Saturday, December 9, 2017

More on New DOJ Tax Position on FBAR Sentencing Guidelines (11/9/17)

At the 34th Annual National Institute on Criminal Tax Fraud in Las Vegas, a senior DOJ Tax CES attorney, Mark Daly, discussed DOJ Tax's new policy to seek sentencing under the Part 2S Guidelines rather than under the Part 2T Guidelines.  See DOJ Announces Major New Shift in Criminal Sentencing in Offshore Tax Matters (JD Supra 12/8/17), here.

I had previously discussed that shift in Another FBAR Plea And Notice of Government Change of Position on Applicable Guidelines (Federal Tax Crimes Blog 10/27/17), here.  The JD Supra article provides more detail on the consequences of that shift.

First, since the SG § 2S1.3 Guideline range is based on the value of the offshore account rather than the tax loss associated with the account, the dollar amount and resulting Guideline range is likely to be multiples of the Guideline range that would have been calculated under 2T1.1.  The JD Supra article says:
Daly gave the example of his United States v. Kim case in the Eastern District of Virginia, where the Part 2T tax loss was on the order of $150,000, but the Part 2S1.3 value was $28 million.
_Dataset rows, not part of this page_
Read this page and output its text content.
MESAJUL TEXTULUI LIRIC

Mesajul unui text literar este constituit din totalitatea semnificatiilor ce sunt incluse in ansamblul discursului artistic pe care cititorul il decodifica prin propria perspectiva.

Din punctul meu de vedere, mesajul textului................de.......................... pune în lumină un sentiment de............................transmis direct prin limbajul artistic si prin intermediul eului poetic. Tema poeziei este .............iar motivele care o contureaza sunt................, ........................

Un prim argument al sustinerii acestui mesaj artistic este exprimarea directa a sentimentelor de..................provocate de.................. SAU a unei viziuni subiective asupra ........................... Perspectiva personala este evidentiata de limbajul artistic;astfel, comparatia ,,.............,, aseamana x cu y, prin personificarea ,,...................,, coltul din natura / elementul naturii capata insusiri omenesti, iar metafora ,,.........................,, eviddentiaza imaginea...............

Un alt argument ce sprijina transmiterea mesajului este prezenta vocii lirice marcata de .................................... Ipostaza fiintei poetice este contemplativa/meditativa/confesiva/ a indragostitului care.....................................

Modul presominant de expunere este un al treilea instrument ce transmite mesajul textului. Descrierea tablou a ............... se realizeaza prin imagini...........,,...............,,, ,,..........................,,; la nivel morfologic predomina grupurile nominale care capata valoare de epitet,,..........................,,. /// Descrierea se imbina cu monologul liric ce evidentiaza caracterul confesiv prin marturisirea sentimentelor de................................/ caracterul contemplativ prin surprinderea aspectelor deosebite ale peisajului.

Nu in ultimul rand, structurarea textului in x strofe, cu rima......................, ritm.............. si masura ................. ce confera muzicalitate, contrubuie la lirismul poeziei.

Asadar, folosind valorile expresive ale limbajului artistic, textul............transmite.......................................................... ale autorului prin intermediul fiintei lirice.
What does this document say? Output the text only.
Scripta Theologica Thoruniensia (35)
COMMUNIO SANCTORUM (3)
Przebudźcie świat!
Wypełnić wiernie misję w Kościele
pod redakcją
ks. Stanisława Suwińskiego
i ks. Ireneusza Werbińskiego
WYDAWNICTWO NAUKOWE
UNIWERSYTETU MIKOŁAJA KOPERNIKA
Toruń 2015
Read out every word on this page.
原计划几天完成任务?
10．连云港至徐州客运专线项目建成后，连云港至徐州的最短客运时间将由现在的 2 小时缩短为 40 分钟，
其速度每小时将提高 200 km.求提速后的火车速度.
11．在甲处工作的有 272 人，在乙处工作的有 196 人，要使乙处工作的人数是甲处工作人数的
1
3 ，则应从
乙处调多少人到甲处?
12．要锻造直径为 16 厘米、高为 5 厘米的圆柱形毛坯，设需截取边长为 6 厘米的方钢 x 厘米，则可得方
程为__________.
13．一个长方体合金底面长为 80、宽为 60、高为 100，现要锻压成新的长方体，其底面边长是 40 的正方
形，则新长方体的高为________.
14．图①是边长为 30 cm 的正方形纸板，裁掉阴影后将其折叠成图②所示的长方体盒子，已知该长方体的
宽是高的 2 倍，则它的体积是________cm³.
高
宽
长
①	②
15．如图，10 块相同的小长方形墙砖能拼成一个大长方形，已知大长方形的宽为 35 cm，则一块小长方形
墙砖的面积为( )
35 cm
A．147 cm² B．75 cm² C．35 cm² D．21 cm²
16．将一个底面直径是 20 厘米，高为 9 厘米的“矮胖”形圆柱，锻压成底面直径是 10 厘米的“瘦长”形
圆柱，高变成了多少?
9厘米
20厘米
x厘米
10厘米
Depending upon the circumstances, that could be a ten-fold increase in the sentence. In Kim, the DOJ asserted that Part 2S1.3 was the correct guideline, but due to a prior agreement with the defendant, the DOJ would in that case agree to sentencing based on Part 2T. Daly stated that the DOJ intended its language asserting that Part 2S1.3 was the correct guideline as a warning to the defense bar in other such cases.
In addition, the JD Supra article says:
The second problem is that Part 2S1.3 allows for a 2-level enhancement where a defendant has also been convicted of an offense under subchapter II of chapter 53 of title 31–which includes filing a false or misleading FBAR. Because an FBAR must be filed each year along with the tax return, the DOJ will now seek to add charges under title 31 chapter 53 to obtain a 2-level enhancement at sentencing.
To trace this through the Guidelines, SG § 2S1.3(b)(2) provides:
(2)       If the defendant (A) was convicted of an offense under subchapter II of chapter 53 of title 31, United States Code; and (B) committed the offense as part of a pattern of unlawful activity involving more than $100,000 in a 12-month period, increase by 2 levels.
Application Note 3 says:
3.      Enhancement for Pattern of Unlawful Activity.—For purposes of subsection (b)(2), "pattern of unlawful activity" means at least two separate occasions of unlawful activity involving a total amount of more than $100,000 in a 12-month period, without regard to whether any such occasion occurred during the course of the offense or resulted in a conviction for the conduct that occurred on that occasion.
The inference of the article is that if the contemporaneous filing of the false FBAR or failure to file the FBAR occurs at the same time that the tax return willfully failing to report the income is filed, this two level enhancement will automatically apply.

The question is whether, in any event, courts will continue the pattern of Booker downward variances consistent with the level of sentencing under Booker variances when they applied the tax Guidelines.  I would expect criminal defense attorneys to submit detailed charts or spreadsheets showing the pattern of sentencing in the past and urging that the sentences be consistent with that pattern.  That was done in the Warner case, apparently to good effect, and I am sure in other cases as well.  I expect that to occur in the future.  I am not sure how the Courts will react to the Government's Eureka moment as to the appropriate Guidelines calculation.  I suspect that Courts will continue to apply Booker variances, and that, at the end of the day, even if the § 2S1.3 Guidelines are applied, the final Booker sentence will be the roughly same as the Booker sentence would have been had the tax Guidelines applied.  That is just my speculation.

And, I expect that, if available, a Government offer as to a plea deal for either a tax crime (evasion or tax perjury) or FBAR crime, a defendant should seriously consider the tax crime.

The article reports that Daly said that DOJ Tax policy guidance on the new position would be "forthcoming."